Joseph Niouky

Personal information
- Full name: Louis Joseph Desire Niouky
- Date of birth: March 26, 1986 (age 39)
- Place of birth: Pikine, Senegal
- Height: 1.80 m (5 ft 11 in)
- Position: Midfielder

Team information
- Current team: Jersey Express
- Number: 22

Senior career*
- Years: Team / Apps / (Gls)
- 2003–2006: ASC Diaraf
- 2006–2010: Port Autonome
- 2010: New England Revolution / 13 / (0)
- 2011–: Jersey Express / 26 / (1)

= Joseph Niouky =

Senegalese footballer (born 1986)

Joseph Niouky (born March 28, 1986, in Pikine) is a Senegalese footballer who currently plays for Jersey Express in the USL Premier Development League.

==Club career==

===Senegal===
Niouky began his career with ASC Diaraf in Senegal, with whom he played for four seasons. He moved to top Senegalese side Port Autonome in 2006, where he established himself as one of the league's top central midfield players.

===United States===
On February 23, 2010, the New England Revolution officially announced the signing of Niouky, as an addition to their midfield.
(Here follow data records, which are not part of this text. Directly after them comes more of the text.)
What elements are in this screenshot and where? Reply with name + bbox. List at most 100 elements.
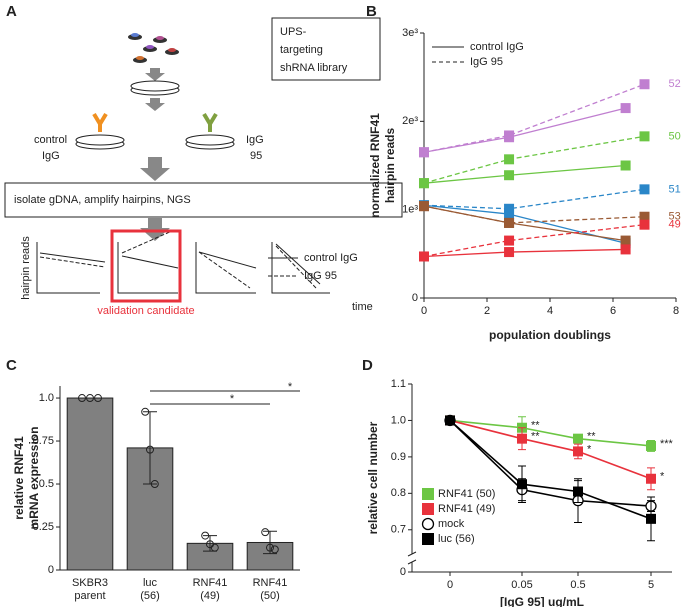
marker <box>504 130 515 141</box>
y-axis-label: relative RNF41 <box>12 436 26 520</box>
arrow <box>140 157 170 181</box>
error-bar <box>143 411 157 485</box>
marker <box>573 433 583 444</box>
mini-plots <box>36 229 330 303</box>
marker <box>419 201 429 212</box>
marker <box>646 513 656 524</box>
data-point <box>261 528 270 537</box>
significance-label: ** <box>531 431 540 443</box>
series-line <box>449 419 652 480</box>
y-tick-label: 0.8 <box>391 487 406 499</box>
y-tick-label: 0.5 <box>39 478 54 490</box>
y-tick-label: 0.9 <box>391 451 406 463</box>
significance-label: * <box>288 381 293 393</box>
x-axis-label: time <box>352 301 373 313</box>
marker <box>504 170 515 181</box>
step-box <box>4 182 403 218</box>
y-axis-label: hairpin reads <box>20 236 32 300</box>
dish <box>185 134 235 150</box>
y-tick-label: 0 <box>412 292 418 304</box>
legend-label: control IgG <box>304 252 358 264</box>
series-line <box>423 205 645 224</box>
marker <box>620 160 631 171</box>
data-point <box>94 394 102 403</box>
x-tick-label: 0.5 <box>570 579 585 591</box>
marker <box>639 79 650 90</box>
x-tick-label: luc <box>143 577 158 589</box>
library-label: UPS- <box>280 26 307 38</box>
legend-label: RNF41 (49) <box>438 503 495 515</box>
dish-label: IgG <box>246 134 264 146</box>
marker <box>504 154 515 165</box>
x-tick-label: (50) <box>260 590 280 602</box>
legend-marker <box>421 517 435 531</box>
step-label: isolate gDNA, amplify hairpins, NGS <box>14 194 191 206</box>
antibody <box>202 112 218 132</box>
x-tick-label: 8 <box>673 305 679 317</box>
library-bugs <box>128 33 179 63</box>
x-tick-label: 0 <box>447 579 453 591</box>
series-label: 49 <box>669 219 681 231</box>
panel-label: D <box>362 357 373 374</box>
x-tick-label: RNF41 <box>253 577 288 589</box>
x-tick-label: RNF41 <box>193 577 228 589</box>
marker <box>504 217 515 228</box>
significance-label: * <box>230 393 235 405</box>
y-tick-label: 0 <box>400 566 406 578</box>
y-tick-label: 0 <box>48 564 54 576</box>
series-line <box>449 419 652 507</box>
x-tick-label: 2 <box>484 305 490 317</box>
marker <box>419 147 429 158</box>
error-bar <box>263 530 277 555</box>
legend-marker <box>422 533 434 545</box>
x-tick-label: (49) <box>200 590 220 602</box>
axis-break <box>407 551 417 565</box>
series-label: 52 <box>669 78 681 90</box>
series-line <box>449 419 652 520</box>
panel-a: A control IgG IgG 95 UPS- targeting shRN… <box>4 3 403 317</box>
panel-label: C <box>6 357 17 374</box>
legend-label: control IgG <box>470 41 524 53</box>
legend-label: IgG 95 <box>304 270 337 282</box>
marker <box>620 103 631 114</box>
highlight-label: validation candidate <box>97 305 194 317</box>
library-label: targeting <box>280 44 323 56</box>
marker <box>504 235 515 246</box>
marker <box>639 184 650 195</box>
series-line <box>423 188 645 210</box>
marker <box>646 440 656 451</box>
x-axis-label: [IgG 95] ug/mL <box>500 595 584 607</box>
marker <box>620 244 631 255</box>
series-line <box>449 419 652 447</box>
y-tick-label: 2e³ <box>402 115 418 127</box>
y-tick-label: 0.25 <box>33 521 54 533</box>
x-tick-label: 0 <box>421 305 427 317</box>
panel-label: B <box>366 3 377 20</box>
marker <box>620 235 631 246</box>
legend-marker <box>422 503 434 515</box>
legend-label: RNF41 (50) <box>438 488 495 500</box>
x-tick-label: 6 <box>610 305 616 317</box>
y-tick-label: 1.1 <box>391 378 406 390</box>
legend-label: luc (56) <box>438 533 475 545</box>
marker <box>573 486 583 497</box>
data-point <box>150 480 159 489</box>
y-axis-label: normalized RNF41 <box>368 113 382 218</box>
data-point <box>266 543 274 552</box>
marker <box>445 415 455 426</box>
data-point <box>78 394 86 403</box>
arrow <box>145 98 165 111</box>
library-label: shRNA library <box>280 62 348 74</box>
bar <box>186 542 234 571</box>
significance-label: *** <box>660 438 674 450</box>
dish-label: 95 <box>250 150 262 162</box>
y-tick-label: 1.0 <box>39 392 54 404</box>
legend-label: mock <box>438 518 465 530</box>
marker <box>646 473 656 484</box>
x-tick-label: 5 <box>648 579 654 591</box>
series-line <box>423 83 645 153</box>
data-point <box>141 407 150 416</box>
marker <box>504 247 515 258</box>
series-label: 51 <box>669 183 681 195</box>
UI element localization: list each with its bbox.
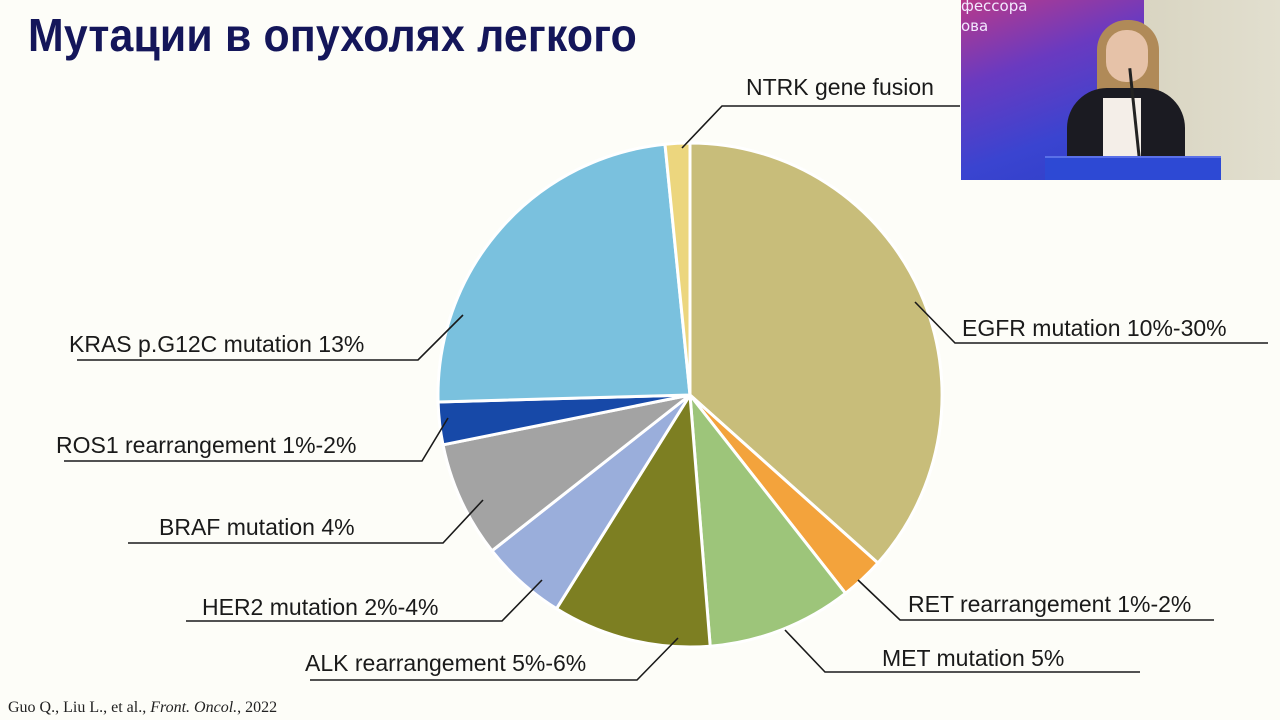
label-alk: ALK rearrangement 5%-6% — [305, 650, 587, 676]
leader-alk — [310, 637, 679, 681]
leader-egfr — [914, 301, 1268, 344]
label-her2: HER2 mutation 2%-4% — [202, 594, 439, 620]
citation: Guo Q., Liu L., et al., Front. Oncol., 2… — [8, 699, 277, 717]
pie-slice — [436, 142, 692, 404]
slide-title: Мутации в опухолях легкого — [28, 9, 637, 61]
label-met: MET mutation 5% — [882, 645, 1065, 671]
speaker-video-overlay: фессора ова — [961, 0, 1280, 180]
leader-kras — [77, 314, 464, 361]
citation-authors: Guo Q., Liu L., et al., — [8, 699, 151, 716]
label-ret: RET rearrangement 1%-2% — [908, 591, 1192, 617]
pie-slice — [441, 393, 691, 553]
leader-lines — [64, 105, 1268, 681]
citation-journal: Front. Oncol. — [150, 699, 238, 716]
podium — [1045, 156, 1221, 180]
pie-slices — [436, 141, 944, 649]
citation-year: , 2022 — [237, 699, 278, 716]
speaker-face — [1106, 30, 1148, 82]
pie-slice — [554, 390, 712, 649]
leader-ntrk — [681, 105, 960, 149]
pie-slice — [663, 141, 692, 396]
label-braf: BRAF mutation 4% — [159, 514, 355, 540]
backdrop-text-line1: фессора — [961, 0, 1028, 15]
backdrop-text-line2: ова — [961, 17, 989, 35]
label-ntrk: NTRK gene fusion — [746, 74, 934, 100]
leader-ros1 — [64, 417, 449, 462]
leader-ret — [857, 579, 1214, 621]
label-ros1: ROS1 rearrangement 1%-2% — [56, 432, 357, 458]
pie-slice — [688, 390, 848, 648]
label-egfr: EGFR mutation 10%-30% — [962, 315, 1227, 341]
label-kras: KRAS p.G12C mutation 13% — [69, 331, 365, 357]
leader-her2 — [186, 579, 543, 622]
leader-braf — [128, 499, 484, 544]
leader-met — [784, 629, 1140, 673]
pie-slice — [688, 141, 944, 566]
On August 11, 2010, Niouky was released by the Revolution, nearly six months after signing with the club, having played in just 13 MLS games.

Having been unable to secure a contract with a professional club elsewhere, Niouky signed to play with Jersey Express in the USL Premier Development League in 2011. He made his debut for the team on May 14, 2011. in their 2011 season opener, a 3–0 win over the Westchester Flames.